A policy analyst A quarterly Excel export with merged headers and wide layout Extracting data using visual relationships, not cell indices
A finance/data consultant Repetitive report formatting with shifting structures Writing reusable “recipes” that adapt to visual changes
A data engineer Need to automate legacy spreadsheets Building robust, declarative extractors in Python

AI-powered overview: See how tidychef compares to other tools.

📊 Example

Consider this Excel-like structure — built for readers, not for code.

A simple script

from tidychef import acquire, filters, preview
from tidychef.direction import down, right, below
from tidychef.output import Column, TidyData

# Load a CSV table from a URL
table = acquire.csv.http(
    "https://raw.githubusercontent.com/mikeAdamss/tidychef/main/tests/fixtures/csv/bands-wide.csv"
)

# Select numeric observations and label them
observations = table.is_numeric().label_as("Value")

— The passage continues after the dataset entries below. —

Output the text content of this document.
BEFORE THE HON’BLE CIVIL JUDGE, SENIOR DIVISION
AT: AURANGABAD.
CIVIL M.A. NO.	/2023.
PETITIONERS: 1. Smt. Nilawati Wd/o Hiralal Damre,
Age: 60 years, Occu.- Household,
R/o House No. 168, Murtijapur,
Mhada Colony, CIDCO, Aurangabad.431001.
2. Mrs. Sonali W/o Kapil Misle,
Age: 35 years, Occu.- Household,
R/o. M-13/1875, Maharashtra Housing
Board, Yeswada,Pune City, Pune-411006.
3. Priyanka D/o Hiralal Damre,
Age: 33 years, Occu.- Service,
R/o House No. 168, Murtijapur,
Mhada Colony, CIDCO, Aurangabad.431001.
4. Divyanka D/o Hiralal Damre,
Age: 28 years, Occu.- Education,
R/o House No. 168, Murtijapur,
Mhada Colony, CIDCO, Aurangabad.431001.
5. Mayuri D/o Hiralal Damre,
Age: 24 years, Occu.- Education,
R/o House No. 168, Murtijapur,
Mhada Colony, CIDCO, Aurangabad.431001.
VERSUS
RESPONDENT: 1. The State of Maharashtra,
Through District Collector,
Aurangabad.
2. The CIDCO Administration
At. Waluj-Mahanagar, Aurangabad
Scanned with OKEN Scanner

# Select headers and label them
bands = table.row_containing_strings(["Beatles"]).is_not_blank().label_as("Band")
assets = table.row_containing_strings(["Cars"]).is_not_blank().label_as("Asset")
names = table.cell_containing_string("Beatles").shift(down).expand_to_box().is_not_numeric().label_as("Name")

# We'll request a preview to see our selections
preview(observations, bands, assets, names)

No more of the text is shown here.